The beauty of long layovers and being stuck in an airport you get the time to think and ponder on life, where you have been and how far you’ve come. Watching my fellow travelers pass me by I got to thinking about Comfort Zones…
So often we live as we are taught, we follow what we are told about how we look, how to dress, how to talk and be an overall human. These lessons on “being” become our ultimate comfort zones and we wear them like cloaks around our proverbial selves.
But… What if what we are taught is all wrong?
What if our perception of ourselves and the world is in fact skewered from reality?
For instance, I grew up in Apartheid South Africa where we were taught on a daily basis that Non-Whites were untrustworthy, that they only steal and kill. They corrupt our white youth. They are on this earth to serve the white man. An interesting comfort zone that was held by many. It was so easy to believe what was taught and pushing the boundaries would just bring so-called pointless stress to their lives. Added to that religious institutions sang the same song, that’s a topic for another day.
It may seem innocuous but if people didn’t push this boundary, if we didn’t embrace the challenge of looking through the proverbial glasses society gave us and see the truth through the lies where would we be today?
Don’t blindly believe what religion or society teaches you, push those boundaries and expand your mind.
That said, I think the most common boundary that most have worldwide is that of our body image.
I grew up believing that my body was all wrong, my thighs could kick start a plane, my nose was the wrong shape, my hair the wrong color, that my body was the childbearing kind i.e. nice big hips. I wasn’t ever going to be beautiful or anything more than plain Jane.
People in our lives tell us these things about ourselves often without even realizing it and, before we know it, it becomes our living fact. We can live believing what we have been shaped to believe or we can stand in front of the mirror and *force* ourselves to see through the mist created by others.
We can push the boundaries of our comfort zones and love our imperfections because they make us unique. This boundary is one of the hardest ones for me personally but it is a challenge. Wear a dress and show off your legs, wear something different for a day and see if it fits your personality and not what others *think* is you.
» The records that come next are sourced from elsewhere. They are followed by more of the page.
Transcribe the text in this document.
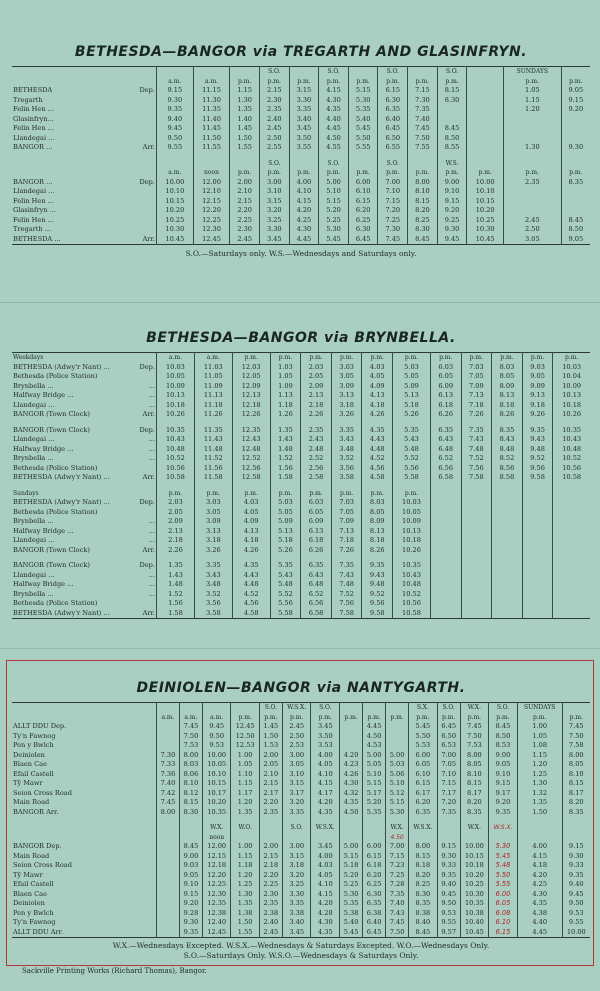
BETHESDA—BANGOR via TREGARTH AND GLASINFRYN.
					S.O.		S.O.		S.O.		S.O.		SUNDAYS	
		a.m.	a.m.	p.m.	p.m.	p.m.	p.m.	p.m.	p.m.	p.m.	p.m.		p.m.	p.m.
BETHESDA	Dep.	9.15	11.15	1.15	2.15	3.15	4.15	5.15	6.15	7.15	8.15		1.05	9.05
Tregarth		9.30	11.30	1.30	2.30	3.30	4.30	5.30	6.30	7.30	8.30		1.15	9.15
Felin Hen ...		9.35	11.35	1.35	2.35	3.35	4.35	5.35	6.35	7.35			1.20	9.20
Glasinfryn...		9.40	11.40	1.40	2.40	3.40	4.40	5.40	6.40	7.40				
Felin Hen ...		9.45	11.45	1.45	2.45	3.45	4.45	5.45	6.45	7.45	8.45			
Llandegai ...		9.50	11.50	1.50	2.50	3.50	4.50	5.50	6.50	7.50	8.50			
BANGOR ...	Arr.	9.55	11.55	1.55	2.55	3.55	4.55	5.55	6.55	7.55	8.55		1.30	9.30

					S.O.		S.O.		S.O.		W.S.			
		a.m.	noon	p.m.	p.m.	p.m.	p.m.	p.m.	p.m.	p.m.	p.m.	p.m.	p.m.	p.m.
BANGOR ...	Dep.	10.00	12.00	2.00	3.00	4.00	5.00	6.00	7.00	8.00	9.00	10.00	2.35	8.35
Llandegai ...		10.10	12.10	2.10	3.10	4.10	5.10	6.10	7.10	8.10	9.10	10.10		
Felin Hen ...		10.15	12.15	2.15	3.15	4.15	5.15	6.15	7.15	8.15	9.15	10.15		
Glasinfryn ...		10.20	12.20	2.20	3.20	4.20	5.20	6.20	7.20	8.20	9.20	10.20		
Felin Hen ...		10.25	12.25	2.25	3.25	4.25	5.25	6.25	7.25	8.25	9.25	10.25	2.45	8.45
Tregarth ...		10.30	12.30	2.30	3.30	4.30	5.30	6.30	7.30	8.30	9.30	10.30	2.50	8.50
BETHESDA ...	Arr.	10.45	12.45	2.45	3.45	4.45	5.45	6.45	7.45	8.45	9.45	10.45	3.05	9.05
S.O.—Saturdays only. W.S.—Wednesdays and Saturdays only.
BETHESDA—BANGOR via BRYNBELLA.
Weekdays		a.m.	a.m.	p.m.	p.m.	p.m.	p.m.	p.m.	p.m.	p.m.	p.m.	p.m.	p.m.	p.m.
BETHESDA (Adwy'r Nant) ...	Dep.	10.03	11.03	12.03	1.03	2.03	3.03	4.03	5.03	6.03	7.03	8.03	9.03	10.03
Bethesda (Police Station)		10.05	11.05	12.05	1.05	2.05	3.05	4.05	5.05	6.05	7.05	8.05	9.05	10.04
Brynbella ...	...	10.09	11.09	12.09	1.09	2.09	3.09	4.09	5.09	6.09	7.09	8.09	9.09	10.09
Halfway Bridge ...	...	10.13	11.13	12.13	1.13	2.13	3.13	4.13	5.13	6.13	7.13	8.13	9.13	10.13
Llandegai ...	...	10.18	11.18	12.18	1.18	2.18	3.18	4.18	5.18	6.18	7.18	8.18	9.18	10.18
BANGOR (Town Clock)	Arr.	10.26	11.26	12.26	1.26	2.26	3.26	4.26	5.26	6.26	7.26	8.26	9.26	10.26

BANGOR (Town Clock)	Dep.	10.35	11.35	12.35	1.35	2.35	3.35	4.35	5.35	6.35	7.35	8.35	9.35	10.35
Llandegai ...	...	10.43	11.43	12.43	1.43	2.43	3.43	4.43	5.43	6.43	7.43	8.43	9.43	10.43
Halfway Bridge ...	...	10.48	11.48	12.48	1.48	2.48	3.48	4.48	5.48	6.48	7.48	8.48	9.48	10.48
Brynbella ...	...	10.52	11.52	12.52	1.52	2.52	3.52	4.52	5.52	6.52	7.52	8.52	9.52	10.52
Bethesda (Police Station)		10.56	11.56	12.56	1.56	2.56	3.56	4.56	5.56	6.56	7.56	8.56	9.56	10.56
BETHESDA (Adwy'r Nant) ...	Arr.	10.58	11.58	12.58	1.58	2.58	3.58	4.58	5.58	6.58	7.58	8.58	9.58	10.58

Sundays		p.m.	p.m.	p.m.	p.m.	p.m.	p.m.	p.m.	p.m.					
BETHESDA (Adwy'r Nant) ...	Dep.	2.03	3.03	4.03	5.03	6.03	7.03	8.03	10.03					
Bethesda (Police Station)		2.05	3.05	4.05	5.05	6.05	7.05	8.05	10.05					
Brynbella ...	...	2.09	3.09	4.09	5.09	6.09	7.09	8.09	10.09					
Halfway Bridge ...	...	2.13	3.13	4.13	5.13	6.13	7.13	8.13	10.13					
Llandegai ...	...	2.18	3.18	4.18	5.18	6.18	7.18	8.18	10.18					
BANGOR (Town Clock)	Arr.	2.26	3.26	4.26	5.26	6.26	7.26	8.26	10.26					

BANGOR (Town Clock)	Dep.	1.35	3.35	4.35	5.35	6.35	7.35	9.35	10.35					
Llandegai ...	...	1.43	3.43	4.43	5.43	6.43	7.43	9.43	10.43					
Halfway Bridge ...	...	1.48	3.48	4.48	5.48	6.48	7.48	9.48	10.48					
Brynbella ...	...	1.52	3.52	4.52	5.52	6.52	7.52	9.52	10.52					
Bethesda (Police Station)		1.56	3.56	4.56	5.56	6.56	7.56	9.56	10.56					
BETHESDA (Adwy'r Nant) ...	Arr.	1.58	3.58	4.58	5.58	6.58	7.58	9.58	10.58					
DEINIOLEN—BANGOR via NANTYGARTH.
						S.O.	W.S.X.	S.O.				S.X.	S.O.	W.X.	S.O.	SUNDAYS	
		a.m.	a.m.	a.m.	p.m.	p.m.	p.m.	p.m.	p.m.	p.m.	p.m.	p.m.	p.m.	p.m.	p.m.	p.m.	p.m.
ALLT DDU Dep.			7.45	9.45	12.45	1.45	2.45	3.45		4.45		5.45	6.45	7.45	8.45	1.00	7.45
Ty'n Fawnog			7.50	9.50	12.50	1.50	2.50	3.50		4.50		5.50	6.50	7.50	8.50	1.05	7.50
Pen y Bwlch			7.53	9.53	12.53	1.53	2.53	3.53		4.53		5.53	6.53	7.53	8.53	1.08	7.58
Deiniolen		7.30	8.00	10.00	1.00	2.00	3.00	4.00	4.20	5.00	5.00	6.00	7.00	8.00	9.00	1.15	8.00
Blaen Cae		7.33	8.03	10.05	1.05	2.05	3.05	4.05	4.23	5.05	5.03	6.05	7.05	8.05	9.05	1.20	8.05
Efail Castell		7.36	8.06	10.10	1.10	2.10	3.10	4.10	4.26	5.10	5.06	6.10	7.10	8.10	9.10	1.25	8.10
Tŷ Mawr		7.40	8.10	10.15	1.15	2.15	3.15	4.15	4.30	5.15	5.10	6.15	7.15	8.15	9.15	1.30	8.15
Seion Cross Road		7.42	8.12	10.17	1.17	2.17	3.17	4.17	4.32	5.17	5.12	6.17	7.17	8.17	9.17	1.32	8.17
Main Road		7.45	8.15	10.20	1.20	2.20	3.20	4.20	4.35	5.20	5.15	6.20	7.20	8.20	9.20	1.35	8.20
BANGOR Arr.		8.00	8.30	10.35	1.35	2.35	3.35	4.35	4.50	5.35	5.30	6.35	7.35	8.35	9.35	1.50	8.35

				W.X.	W.O.		S.O.	W.S.X.			W.X.	W.S.X.		W.X.	W.S.X.		
				noon							4.50						
BANGOR Dep.			8.45	12.00	1.00	2.00	3.00	3.45	5.00	6.00	7.00	8.00	9.15	10.00	5.30	4.00	9.15
Main Road			9.00	12.15	1.15	2.15	3.15	4.00	5.15	6.15	7.15	8.15	9.30	10.15	5.45	4.15	9.30
Seion Cross Road			9.03	12.18	1.18	2.18	3.18	4.03	5.18	6.18	7.23	8.18	9.33	10.18	5.48	4.18	9.33
Tŷ Mawr			9.05	12.20	1.20	2.20	3.20	4.05	5.20	6.20	7.25	8.20	9.35	10.20	5.50	4.20	9.35
Efail Castell			9.10	12.25	1.25	2.25	3.25	4.10	5.25	6.25	7.28	8.25	9.40	10.25	5.55	4.25	9.40
Blaen Cae			9.15	12.30	1.30	2.30	3.30	4.15	5.30	6.30	7.35	8.30	9.45	10.30	6.00	4.30	9.45
Deiniolen			9.20	12.35	1.35	2.35	3.35	4.20	5.35	6.35	7.40	8.35	9.50	10.35	6.05	4.35	9.50
Pen y Bwlch			9.28	12.38	1.38	2.38	3.38	4.28	5.38	6.38	7.43	8.38	9.53	10.38	6.08	4.38	9.53
Ty'n Fawnog			9.30	12.40	1.50	2.40	3.40	4.30	5.40	6.40	7.45	8.40	9.55	10.40	6.10	4.40	9.55
ALLT DDU Arr.			9.35	12.45	1.55	2.45	3.45	4.35	5.45	6.45	7.50	8.45	9.57	10.45	6.15	4.45	10.00
W.X.—Wednesdays Excepted. W.S.X.—Wednesdays & Saturdays Excepted. W.O.—Wednesdays Only.
S.O.—Saturdays Only. W.S.O.—Wednesdays & Saturdays Only.
Sackville Printing Works (Richard Thomas), Bangor.
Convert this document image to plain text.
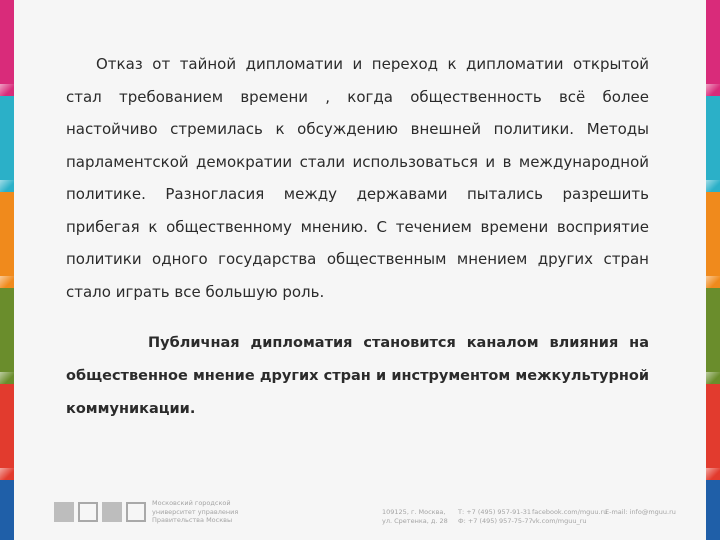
Отказ от тайной дипломатии и переход к дипломатии открытой стал требованием времени , когда общественность всё более настойчиво стремилась к обсуждению внешней политики. Методы парламентской демократии стали использоваться и в международной политике. Разногласия между державами пытались разрешить прибегая к общественному мнению. С течением времени восприятие политики одного государства общественным мнением других стран стало играть все большую роль.

Публичная дипломатия становится каналом влияния на общественное мнение других стран и инструментом межкультурной коммуникации.

Московский городской
университет управления
Правительства Москвы
109125, г. Москва,
ул. Сретенка, д. 28
Т: +7 (495) 957-91-31
Ф: +7 (495) 957-75-77
facebook.com/mguu.ru
vk.com/mguu_ru
E-mail: info@mguu.ru
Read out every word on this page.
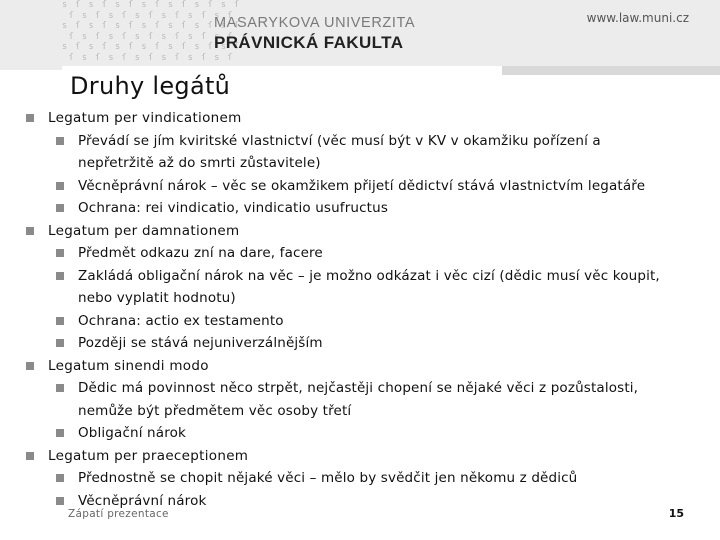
s ſ s ſ s ſ s ſ s ſ
ſ s ſ s ſ s ſ s ſ s
s ſ s ſ s ſ s ſ s ſ
ſ s ſ s ſ s ſ s ſ s
s ſ s ſ s ſ s ſ s ſ
ſ s ſ s ſ s ſ s ſ s
MASARYKOVA UNIVERZITA
PRÁVNICKÁ FAKULTA
www.law.muni.cz
Druhy legátů
Legatum per vindicationem
Převádí se jím kviritské vlastnictví (věc musí být v KV v okamžiku pořízení a
nepřetržitě až do smrti zůstavitele)
Věcněprávní nárok – věc se okamžikem přijetí dědictví stává vlastnictvím legatáře
Ochrana: rei vindicatio, vindicatio usufructus
Legatum per damnationem
Předmět odkazu zní na dare, facere
Zakládá obligační nárok na věc – je možno odkázat i věc cizí (dědic musí věc koupit,
nebo vyplatit hodnotu)
Ochrana: actio ex testamento
Později se stává nejuniverzálnějším
Legatum sinendi modo
Dědic má povinnost něco strpět, nejčastěji chopení se nějaké věci z pozůstalosti,
nemůže být předmětem věc osoby třetí
Obligační nárok
Legatum per praeceptionem
Přednostně se chopit nějaké věci – mělo by svědčit jen někomu z dědiců
Věcněprávní nárok
Zápatí prezentace	15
Yes, your nerves will be a wreck and you may even have a little shake on but do it, climb that mountain of a challenge and don’t stop till you get to the top. The view, oh the view, the feeling of taking on the challenge and succeeding, not backing down and actually doing it is like none other.
Don’t back down from this challenge whatever you do, those boundaries are restraints on the true you and you are beautiful.
It has been drilled into us that that homeless man on the side of the street made a decision to be there, he is too lazy to get a job, probably a drunk or on drugs with a million kids in a shack somewhere. Perhaps you were lucky to escape this lesson on life but time and time again I have heard the same response, the same thinking process from many.
Don’t give unless given. We see someone who is going through something and decide to stay in our comfort zones of not doing anything in order to avoid anyone thinking we are nuts or want something from them when we don’t. We do nothing and carry on with our day, why challenge our comfort zone and bring worry and stress into our lives.
Challenge this comfort zone the most, kindness goes a long way and if that person thinks you want something or that you’re nuts it’s on them. Do good in the world, be kind regardless of what society has taught you. Your moment of kindness could make someone else day whether you know them or not.
Society and religion put proverbial strings attached to the idea of being kind and giving. Give to charity not the person directly that way you are *known* as charitable. Give to the church and the church gives to the people, you are blessed and *known* to God for your kindness.
Sorry but no, just plain no. Push the boundary and be kind and giving for the sake of being kind and giving without expectation of reward and in the face of people judging you. Let them judge because that’s on them not you. Step out of your comfort zone and be kind regardless.
Scared of the unknown and feel comfortable with your life as you know it?
Challenge your life and book a flight to someplace you have never been. Yes, it can be scary traveling, especially alone, but how will you know what is right or wrong with your world if you don’t see how things are in other places? If you don’t experience other cultures how will you know if your’s is the right way to be human? If you don’t push the boundary how will you ever know that there is more to life than the society you live in?
In this life we pick up comfort zones and boundaries just by living, breathing and being, it’s a natural process and one we can’t avoid.
We can challenge them though, we can decide to live more truly, we can be more open to the possibilities that there is more to life and that what we have been taught to believe is incorrect.
It can be scary but oh how freeing it can be.